OK, I meant su;mailq or sudo mailq.

You should be able to run mailq as root. Otherwise, you have a
problem. For me, it's just a symbolic link to /usr/sbin/exim4.

Kumar

In man update-exim4.conf an example reads "You want to be able to check exim's queue as a normal user: Generate a new file, e.g. /etc/exim4/conf.d/main/40_local_mailq, containing only the line queue_list_requires_admin = false.

I did this and still the command mailq as a normal user results in exim:permission denied.

Tom

strace -e trace=open,write mailq run from user tom exits after

   open ("/etc/passwd
   write(2, "exim: permission denied

If I run /etc/init.d/exim4 restart I get a warning that the exim4 paniclog is not empty. tail/var/exim4/paniclog ends with "failed to read delivery status for [EMAIL PROTECTED] from the delivery subprocess.

I have tried editing exim4.conf.template and uncommenting the Login lines in the Authentication section and entering my user name and password after the colons in the server_promts line.

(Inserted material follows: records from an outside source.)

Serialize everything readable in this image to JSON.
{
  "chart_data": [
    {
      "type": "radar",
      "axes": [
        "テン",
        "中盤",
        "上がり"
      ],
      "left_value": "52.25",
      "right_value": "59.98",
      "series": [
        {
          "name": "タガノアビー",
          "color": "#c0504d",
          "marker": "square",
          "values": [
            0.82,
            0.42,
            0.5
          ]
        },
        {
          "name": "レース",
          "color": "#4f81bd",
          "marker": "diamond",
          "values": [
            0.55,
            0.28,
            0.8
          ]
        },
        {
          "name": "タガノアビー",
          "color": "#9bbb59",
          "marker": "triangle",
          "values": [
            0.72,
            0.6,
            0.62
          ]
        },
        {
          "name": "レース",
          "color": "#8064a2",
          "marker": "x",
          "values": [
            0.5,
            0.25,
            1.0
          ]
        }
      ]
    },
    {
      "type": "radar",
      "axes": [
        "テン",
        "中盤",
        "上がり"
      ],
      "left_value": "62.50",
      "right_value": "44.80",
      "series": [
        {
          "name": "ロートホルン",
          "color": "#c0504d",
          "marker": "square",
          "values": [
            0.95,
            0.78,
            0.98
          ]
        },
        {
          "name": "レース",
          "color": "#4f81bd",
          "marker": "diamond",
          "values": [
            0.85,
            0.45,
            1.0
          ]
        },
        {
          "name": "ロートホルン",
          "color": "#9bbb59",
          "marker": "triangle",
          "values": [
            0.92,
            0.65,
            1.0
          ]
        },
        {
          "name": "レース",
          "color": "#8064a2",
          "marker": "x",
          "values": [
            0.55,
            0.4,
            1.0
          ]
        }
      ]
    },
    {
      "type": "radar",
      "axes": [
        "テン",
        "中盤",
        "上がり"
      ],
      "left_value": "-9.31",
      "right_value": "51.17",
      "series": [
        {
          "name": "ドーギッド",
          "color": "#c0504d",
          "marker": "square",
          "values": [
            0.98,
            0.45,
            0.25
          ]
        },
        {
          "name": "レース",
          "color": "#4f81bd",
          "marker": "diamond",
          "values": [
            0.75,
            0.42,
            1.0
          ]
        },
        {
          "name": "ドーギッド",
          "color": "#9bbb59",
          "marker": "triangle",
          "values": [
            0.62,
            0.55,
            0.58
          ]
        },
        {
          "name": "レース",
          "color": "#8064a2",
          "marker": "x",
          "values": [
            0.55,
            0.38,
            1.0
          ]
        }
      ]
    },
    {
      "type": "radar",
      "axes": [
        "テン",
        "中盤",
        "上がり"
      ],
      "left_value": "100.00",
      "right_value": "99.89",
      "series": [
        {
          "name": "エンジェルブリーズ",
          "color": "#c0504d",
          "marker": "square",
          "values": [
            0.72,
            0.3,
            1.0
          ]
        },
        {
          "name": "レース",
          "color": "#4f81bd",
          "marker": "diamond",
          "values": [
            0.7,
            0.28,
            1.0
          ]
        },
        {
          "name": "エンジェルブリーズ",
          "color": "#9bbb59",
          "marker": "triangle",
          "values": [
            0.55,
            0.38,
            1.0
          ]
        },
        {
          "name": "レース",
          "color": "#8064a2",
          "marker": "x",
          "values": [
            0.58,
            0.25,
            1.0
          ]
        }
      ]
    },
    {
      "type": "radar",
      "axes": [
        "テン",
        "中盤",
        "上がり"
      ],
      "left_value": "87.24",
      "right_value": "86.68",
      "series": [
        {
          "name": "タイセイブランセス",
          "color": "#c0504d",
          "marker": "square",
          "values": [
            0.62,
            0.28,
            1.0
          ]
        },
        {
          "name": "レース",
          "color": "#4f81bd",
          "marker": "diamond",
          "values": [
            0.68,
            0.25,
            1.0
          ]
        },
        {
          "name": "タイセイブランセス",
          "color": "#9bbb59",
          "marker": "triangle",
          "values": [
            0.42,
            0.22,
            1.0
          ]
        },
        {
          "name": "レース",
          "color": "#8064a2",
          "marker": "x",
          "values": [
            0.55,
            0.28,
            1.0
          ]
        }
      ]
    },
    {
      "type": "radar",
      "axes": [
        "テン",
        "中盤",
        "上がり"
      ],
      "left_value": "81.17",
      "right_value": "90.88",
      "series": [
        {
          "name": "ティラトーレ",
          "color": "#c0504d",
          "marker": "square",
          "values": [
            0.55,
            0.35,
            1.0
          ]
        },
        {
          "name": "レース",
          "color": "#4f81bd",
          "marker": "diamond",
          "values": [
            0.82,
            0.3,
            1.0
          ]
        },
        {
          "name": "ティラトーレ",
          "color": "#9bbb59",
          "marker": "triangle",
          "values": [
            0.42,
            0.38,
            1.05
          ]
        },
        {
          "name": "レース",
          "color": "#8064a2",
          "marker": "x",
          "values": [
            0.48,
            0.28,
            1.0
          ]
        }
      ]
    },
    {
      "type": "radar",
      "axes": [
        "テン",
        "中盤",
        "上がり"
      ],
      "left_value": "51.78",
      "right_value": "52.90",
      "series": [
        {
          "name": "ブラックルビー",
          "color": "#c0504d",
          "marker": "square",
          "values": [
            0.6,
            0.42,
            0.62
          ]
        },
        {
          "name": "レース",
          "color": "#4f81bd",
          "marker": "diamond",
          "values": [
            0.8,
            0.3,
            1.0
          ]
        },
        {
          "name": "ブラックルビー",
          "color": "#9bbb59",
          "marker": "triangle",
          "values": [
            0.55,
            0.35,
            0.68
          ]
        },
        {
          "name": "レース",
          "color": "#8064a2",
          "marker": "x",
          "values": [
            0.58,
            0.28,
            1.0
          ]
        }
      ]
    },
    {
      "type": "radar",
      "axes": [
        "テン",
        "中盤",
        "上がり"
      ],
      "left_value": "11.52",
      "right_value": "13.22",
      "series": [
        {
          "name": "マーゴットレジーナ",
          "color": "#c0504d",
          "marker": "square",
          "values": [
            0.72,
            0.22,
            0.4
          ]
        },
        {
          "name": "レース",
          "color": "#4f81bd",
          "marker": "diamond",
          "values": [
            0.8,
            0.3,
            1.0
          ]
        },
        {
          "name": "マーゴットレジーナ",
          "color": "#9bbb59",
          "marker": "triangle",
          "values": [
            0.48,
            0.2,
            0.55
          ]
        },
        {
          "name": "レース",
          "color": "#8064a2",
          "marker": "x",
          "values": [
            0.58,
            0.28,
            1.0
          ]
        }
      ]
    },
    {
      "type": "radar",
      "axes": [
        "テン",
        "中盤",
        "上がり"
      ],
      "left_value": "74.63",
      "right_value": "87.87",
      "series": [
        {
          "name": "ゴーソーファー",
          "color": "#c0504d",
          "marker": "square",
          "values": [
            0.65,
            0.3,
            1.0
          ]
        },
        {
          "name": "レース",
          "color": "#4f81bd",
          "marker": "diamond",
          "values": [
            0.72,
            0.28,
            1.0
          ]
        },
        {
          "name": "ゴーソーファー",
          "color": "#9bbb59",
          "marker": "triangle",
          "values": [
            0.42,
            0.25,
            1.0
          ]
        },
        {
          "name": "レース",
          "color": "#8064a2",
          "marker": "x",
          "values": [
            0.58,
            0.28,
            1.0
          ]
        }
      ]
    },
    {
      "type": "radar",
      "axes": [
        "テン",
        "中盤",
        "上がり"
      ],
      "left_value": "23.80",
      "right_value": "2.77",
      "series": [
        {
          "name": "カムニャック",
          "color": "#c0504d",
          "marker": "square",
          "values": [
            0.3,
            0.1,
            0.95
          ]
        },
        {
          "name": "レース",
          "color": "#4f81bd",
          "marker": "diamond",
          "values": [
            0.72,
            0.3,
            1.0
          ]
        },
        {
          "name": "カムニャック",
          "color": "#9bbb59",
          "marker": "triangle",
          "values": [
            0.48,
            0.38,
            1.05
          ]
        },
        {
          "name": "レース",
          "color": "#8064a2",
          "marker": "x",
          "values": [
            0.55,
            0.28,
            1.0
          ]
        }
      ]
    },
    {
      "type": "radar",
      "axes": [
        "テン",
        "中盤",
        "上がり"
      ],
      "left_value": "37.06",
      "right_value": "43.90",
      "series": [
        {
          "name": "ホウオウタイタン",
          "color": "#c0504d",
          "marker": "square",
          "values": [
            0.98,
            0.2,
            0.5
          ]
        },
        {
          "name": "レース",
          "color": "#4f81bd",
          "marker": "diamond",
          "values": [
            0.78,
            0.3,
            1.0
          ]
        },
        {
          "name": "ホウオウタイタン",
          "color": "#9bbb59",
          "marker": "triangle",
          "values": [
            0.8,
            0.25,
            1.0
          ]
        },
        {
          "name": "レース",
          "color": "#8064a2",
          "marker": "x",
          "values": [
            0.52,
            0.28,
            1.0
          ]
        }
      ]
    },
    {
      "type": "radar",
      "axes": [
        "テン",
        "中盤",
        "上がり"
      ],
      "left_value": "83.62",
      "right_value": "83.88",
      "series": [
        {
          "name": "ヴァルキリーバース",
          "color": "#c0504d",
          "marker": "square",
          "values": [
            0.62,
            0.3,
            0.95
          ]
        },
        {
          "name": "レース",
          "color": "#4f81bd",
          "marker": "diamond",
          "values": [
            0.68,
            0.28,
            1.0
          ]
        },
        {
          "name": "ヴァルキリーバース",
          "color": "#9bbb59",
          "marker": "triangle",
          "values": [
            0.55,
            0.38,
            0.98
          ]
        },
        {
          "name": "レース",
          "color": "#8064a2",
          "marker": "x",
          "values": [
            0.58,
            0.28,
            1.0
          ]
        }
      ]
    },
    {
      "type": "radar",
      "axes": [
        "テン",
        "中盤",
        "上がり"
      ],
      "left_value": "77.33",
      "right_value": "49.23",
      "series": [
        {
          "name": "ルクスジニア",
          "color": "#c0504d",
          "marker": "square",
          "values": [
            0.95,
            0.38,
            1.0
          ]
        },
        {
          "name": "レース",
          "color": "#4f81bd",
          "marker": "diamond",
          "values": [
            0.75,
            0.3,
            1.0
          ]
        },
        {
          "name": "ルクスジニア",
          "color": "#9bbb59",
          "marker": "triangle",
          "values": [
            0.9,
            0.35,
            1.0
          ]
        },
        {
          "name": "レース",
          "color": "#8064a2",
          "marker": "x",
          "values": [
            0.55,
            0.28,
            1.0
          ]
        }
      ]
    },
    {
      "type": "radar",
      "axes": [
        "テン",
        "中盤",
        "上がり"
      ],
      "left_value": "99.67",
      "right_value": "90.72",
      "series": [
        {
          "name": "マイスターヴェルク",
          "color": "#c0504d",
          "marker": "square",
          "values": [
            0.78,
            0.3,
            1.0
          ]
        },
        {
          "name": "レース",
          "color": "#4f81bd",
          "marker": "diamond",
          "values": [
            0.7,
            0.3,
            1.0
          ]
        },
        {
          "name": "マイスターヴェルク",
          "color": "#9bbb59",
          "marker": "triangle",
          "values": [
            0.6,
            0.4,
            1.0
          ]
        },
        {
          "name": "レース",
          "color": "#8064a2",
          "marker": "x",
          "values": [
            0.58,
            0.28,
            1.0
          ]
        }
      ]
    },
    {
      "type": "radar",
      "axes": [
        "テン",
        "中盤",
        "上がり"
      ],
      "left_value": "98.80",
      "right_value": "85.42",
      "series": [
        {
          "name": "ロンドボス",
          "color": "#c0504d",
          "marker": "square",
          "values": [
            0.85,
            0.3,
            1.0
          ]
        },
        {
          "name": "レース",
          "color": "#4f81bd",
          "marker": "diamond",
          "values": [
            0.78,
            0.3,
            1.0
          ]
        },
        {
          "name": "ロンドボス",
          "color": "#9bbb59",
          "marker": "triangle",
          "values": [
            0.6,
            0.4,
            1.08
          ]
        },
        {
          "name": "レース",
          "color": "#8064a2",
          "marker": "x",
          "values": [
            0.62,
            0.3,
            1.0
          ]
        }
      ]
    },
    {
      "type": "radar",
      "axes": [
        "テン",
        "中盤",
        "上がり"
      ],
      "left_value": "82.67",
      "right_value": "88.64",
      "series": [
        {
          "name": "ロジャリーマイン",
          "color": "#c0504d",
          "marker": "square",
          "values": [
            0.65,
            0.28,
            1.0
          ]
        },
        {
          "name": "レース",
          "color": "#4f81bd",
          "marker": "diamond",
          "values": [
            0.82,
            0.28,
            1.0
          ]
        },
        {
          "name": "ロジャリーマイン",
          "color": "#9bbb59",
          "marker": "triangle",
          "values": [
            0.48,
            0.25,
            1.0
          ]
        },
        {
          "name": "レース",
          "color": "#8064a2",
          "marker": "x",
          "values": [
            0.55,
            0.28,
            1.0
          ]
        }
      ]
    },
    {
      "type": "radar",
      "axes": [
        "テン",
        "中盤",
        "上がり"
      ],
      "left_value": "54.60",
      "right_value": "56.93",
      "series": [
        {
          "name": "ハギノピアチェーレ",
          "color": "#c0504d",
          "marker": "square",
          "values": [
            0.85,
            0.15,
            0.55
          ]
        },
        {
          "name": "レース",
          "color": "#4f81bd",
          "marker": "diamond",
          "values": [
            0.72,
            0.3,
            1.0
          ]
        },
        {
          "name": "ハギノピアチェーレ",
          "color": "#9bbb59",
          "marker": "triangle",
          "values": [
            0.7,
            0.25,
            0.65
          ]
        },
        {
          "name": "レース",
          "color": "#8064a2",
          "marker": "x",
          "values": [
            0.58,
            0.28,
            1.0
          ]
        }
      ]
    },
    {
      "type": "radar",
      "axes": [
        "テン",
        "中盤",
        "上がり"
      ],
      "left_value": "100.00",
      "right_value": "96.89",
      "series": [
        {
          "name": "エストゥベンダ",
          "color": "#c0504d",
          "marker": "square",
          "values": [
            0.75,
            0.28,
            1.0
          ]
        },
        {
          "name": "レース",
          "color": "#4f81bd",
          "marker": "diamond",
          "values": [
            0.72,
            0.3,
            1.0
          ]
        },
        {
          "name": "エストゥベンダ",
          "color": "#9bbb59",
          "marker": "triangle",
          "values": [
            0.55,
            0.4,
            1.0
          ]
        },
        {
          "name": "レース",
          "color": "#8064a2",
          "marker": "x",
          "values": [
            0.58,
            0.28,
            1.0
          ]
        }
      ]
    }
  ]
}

This does not solve the problem.

Firstly, IIRC, Exim4 has its own ideas about who can run it as
/usr/sbin/sendmail or /usr/sbin/exim; you'd need to run it as root or
find the setting to permit other users to run the commands. This isn't a
problem for Fetchmail, though, as Fetchmail is trying to connect to a
mailserver running on the local machine, port 25. Fetchmail's problem is
that Exim isn't configured to run as a server, so it has no idea what to
do with the mail it's fetching. You need to either configure Exim to
listen on port 25, or configure Fetchmail to deliver to a program such
as procmail; the second option is probably better all round, unless
fetchmail is downloading mail for more than one local user.